By Leroy Douresseaux
October 21, 2007 - 12:50
Editor: Gary Groth
Foreword: Hal Hartley
In his introduction to The Completes Peanuts 1965 to 1966 (Book 8 in the series), acclaimed independent filmmaker Hal Hartley ( Henry Fool) discusses how the sparseness of Peanuts, “the anywhere at anytime simplicity of its universe,” allows the reader to see his own world in the world of Charlie Brown and friends. The characters are practically always both contemporary and universal, and as Hartley puts it, the strip is a “mirror into which we can pour our preoccupations and memories.”
I suspect that this is most true of the Peanuts comic strips from the mid-1960’s which is considered to be at least one of the peaks of the beloved newspaper comic strip, if not its peak period. By this period, creator Charles Schulz had moved away to a degree from the suburban middle American idyll of its first decade towards a place where the strip offered Schulz’s insights on the world and allowed him to exercise his personal issues and investigate interior life. To that end, Schulz continued to worry over the girl that got away from him in his youth, as the years 1965 to 1966 found both Charlie Brown and Snoopy mourning girls neither could have.
But this latest collection isn’t bound by the yearning for love lost, as Schulz was also a master of situation comedy. In an episode of mad surrealism, Lucy finds herself stalked by her brother Linus’ blanket. Snoopy leaves for a family reunion, and Charlie Brown happens upon the idea that if the players on the baseball team he manages grit their teeth, they’ll have successful at-bats. Snoopy becomes Lucy’s assistant at her “Psychiatric Help” booth, and Charlie Brown discovers that his hero Willie Mays is about to screw up his chances at a spelling bee.

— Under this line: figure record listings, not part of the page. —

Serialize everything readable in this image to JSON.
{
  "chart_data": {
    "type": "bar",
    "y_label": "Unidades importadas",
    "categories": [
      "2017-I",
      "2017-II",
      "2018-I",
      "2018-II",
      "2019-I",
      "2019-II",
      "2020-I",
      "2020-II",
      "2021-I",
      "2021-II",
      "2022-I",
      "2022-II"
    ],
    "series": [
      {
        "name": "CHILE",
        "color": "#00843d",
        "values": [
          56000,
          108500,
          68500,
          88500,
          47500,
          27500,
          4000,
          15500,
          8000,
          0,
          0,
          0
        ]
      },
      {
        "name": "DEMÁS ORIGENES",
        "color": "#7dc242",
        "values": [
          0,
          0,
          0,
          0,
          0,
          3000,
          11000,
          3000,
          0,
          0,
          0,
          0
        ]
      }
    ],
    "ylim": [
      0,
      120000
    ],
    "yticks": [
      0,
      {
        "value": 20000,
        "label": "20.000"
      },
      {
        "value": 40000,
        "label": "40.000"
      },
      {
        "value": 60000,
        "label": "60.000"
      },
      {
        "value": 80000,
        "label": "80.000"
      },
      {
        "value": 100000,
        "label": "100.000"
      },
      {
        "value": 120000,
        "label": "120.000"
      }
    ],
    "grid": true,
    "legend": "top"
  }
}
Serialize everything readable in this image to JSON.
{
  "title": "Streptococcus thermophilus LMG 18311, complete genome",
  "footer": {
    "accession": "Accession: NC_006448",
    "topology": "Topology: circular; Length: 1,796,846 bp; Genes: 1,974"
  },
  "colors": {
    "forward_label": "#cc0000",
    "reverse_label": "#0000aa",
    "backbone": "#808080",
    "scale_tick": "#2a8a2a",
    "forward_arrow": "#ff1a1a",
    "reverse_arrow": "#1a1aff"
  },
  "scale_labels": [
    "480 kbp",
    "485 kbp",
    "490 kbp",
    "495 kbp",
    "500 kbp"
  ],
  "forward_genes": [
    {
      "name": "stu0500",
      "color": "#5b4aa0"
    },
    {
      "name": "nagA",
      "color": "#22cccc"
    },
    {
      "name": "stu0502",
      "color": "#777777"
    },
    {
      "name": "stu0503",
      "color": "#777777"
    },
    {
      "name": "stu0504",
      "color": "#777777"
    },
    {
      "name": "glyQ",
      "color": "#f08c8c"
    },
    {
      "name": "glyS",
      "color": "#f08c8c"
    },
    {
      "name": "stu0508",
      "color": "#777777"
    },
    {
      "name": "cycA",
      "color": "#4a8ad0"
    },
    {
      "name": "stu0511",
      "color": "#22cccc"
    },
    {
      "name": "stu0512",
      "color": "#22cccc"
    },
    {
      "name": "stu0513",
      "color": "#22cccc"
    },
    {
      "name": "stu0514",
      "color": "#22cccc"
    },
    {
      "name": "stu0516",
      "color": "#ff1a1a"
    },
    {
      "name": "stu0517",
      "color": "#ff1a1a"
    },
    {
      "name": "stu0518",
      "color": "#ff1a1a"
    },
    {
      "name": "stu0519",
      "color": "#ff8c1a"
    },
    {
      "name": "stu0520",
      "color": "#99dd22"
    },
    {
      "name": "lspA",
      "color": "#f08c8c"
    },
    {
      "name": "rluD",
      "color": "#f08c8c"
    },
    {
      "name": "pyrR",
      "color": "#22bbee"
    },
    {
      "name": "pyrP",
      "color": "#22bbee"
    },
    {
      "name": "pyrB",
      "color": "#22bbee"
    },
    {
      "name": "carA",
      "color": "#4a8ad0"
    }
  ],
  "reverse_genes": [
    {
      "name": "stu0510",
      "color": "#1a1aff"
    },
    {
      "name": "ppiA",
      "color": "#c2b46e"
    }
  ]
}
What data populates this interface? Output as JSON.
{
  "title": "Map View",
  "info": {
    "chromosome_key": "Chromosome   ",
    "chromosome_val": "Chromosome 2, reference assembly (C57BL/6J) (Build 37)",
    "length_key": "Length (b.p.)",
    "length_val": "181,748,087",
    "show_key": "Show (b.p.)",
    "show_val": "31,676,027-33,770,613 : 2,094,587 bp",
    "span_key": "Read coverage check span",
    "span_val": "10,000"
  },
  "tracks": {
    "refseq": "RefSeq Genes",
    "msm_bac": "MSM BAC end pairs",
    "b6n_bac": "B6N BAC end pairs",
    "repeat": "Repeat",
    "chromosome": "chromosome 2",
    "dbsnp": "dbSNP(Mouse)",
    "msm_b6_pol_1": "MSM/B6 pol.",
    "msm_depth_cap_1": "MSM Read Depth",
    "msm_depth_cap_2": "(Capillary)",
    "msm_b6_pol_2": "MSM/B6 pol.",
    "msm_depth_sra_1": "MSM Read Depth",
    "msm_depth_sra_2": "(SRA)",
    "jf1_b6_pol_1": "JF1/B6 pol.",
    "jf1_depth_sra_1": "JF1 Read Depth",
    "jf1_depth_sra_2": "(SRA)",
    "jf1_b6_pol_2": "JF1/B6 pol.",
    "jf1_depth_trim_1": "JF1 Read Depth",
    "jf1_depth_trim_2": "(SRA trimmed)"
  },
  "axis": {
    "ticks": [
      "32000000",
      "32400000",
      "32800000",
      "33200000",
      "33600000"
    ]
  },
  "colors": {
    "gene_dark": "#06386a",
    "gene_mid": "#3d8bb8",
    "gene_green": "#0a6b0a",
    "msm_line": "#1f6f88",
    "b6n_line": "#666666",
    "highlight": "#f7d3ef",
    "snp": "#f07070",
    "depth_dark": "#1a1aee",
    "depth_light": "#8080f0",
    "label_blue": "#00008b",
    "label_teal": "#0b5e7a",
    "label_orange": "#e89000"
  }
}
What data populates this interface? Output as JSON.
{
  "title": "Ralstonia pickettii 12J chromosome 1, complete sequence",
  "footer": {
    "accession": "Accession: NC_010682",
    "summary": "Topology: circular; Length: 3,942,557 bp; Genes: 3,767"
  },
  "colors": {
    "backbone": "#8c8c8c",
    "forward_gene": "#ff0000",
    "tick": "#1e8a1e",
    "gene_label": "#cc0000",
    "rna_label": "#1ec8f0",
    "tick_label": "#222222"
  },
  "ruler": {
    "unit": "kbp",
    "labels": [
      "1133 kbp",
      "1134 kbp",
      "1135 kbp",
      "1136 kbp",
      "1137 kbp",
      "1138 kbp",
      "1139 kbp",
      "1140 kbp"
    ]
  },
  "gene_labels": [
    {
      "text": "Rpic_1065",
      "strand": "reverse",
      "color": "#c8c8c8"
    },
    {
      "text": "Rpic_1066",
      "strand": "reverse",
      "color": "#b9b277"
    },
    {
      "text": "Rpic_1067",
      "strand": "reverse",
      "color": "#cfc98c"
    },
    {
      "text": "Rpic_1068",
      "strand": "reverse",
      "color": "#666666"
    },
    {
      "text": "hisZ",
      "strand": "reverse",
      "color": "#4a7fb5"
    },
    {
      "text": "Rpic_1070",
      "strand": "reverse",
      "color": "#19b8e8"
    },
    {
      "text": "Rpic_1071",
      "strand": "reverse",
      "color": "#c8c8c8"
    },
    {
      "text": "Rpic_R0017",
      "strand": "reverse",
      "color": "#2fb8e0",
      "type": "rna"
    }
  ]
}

Of course, one of the special things about Fantagraphics Books chronological reprinting of Peanuts is rediscovering milestone moments. The Complete Peanuts 1965 to 1966 has two biggies. First, Snoopy dons a helmet and goggles, while his doghouse becomes a “ Sopwith Camel,” and the ebullient beagle pretends to be a World War I fighter pilot. A new character rocks Charlie Brown’s world when he and later Linus meet a boy called Roy at summer camp. It is Roy who brings that red-headed firecracker Peppermint Patty into “Chuck’s” life. And the finest comic strip in the world continues to roll.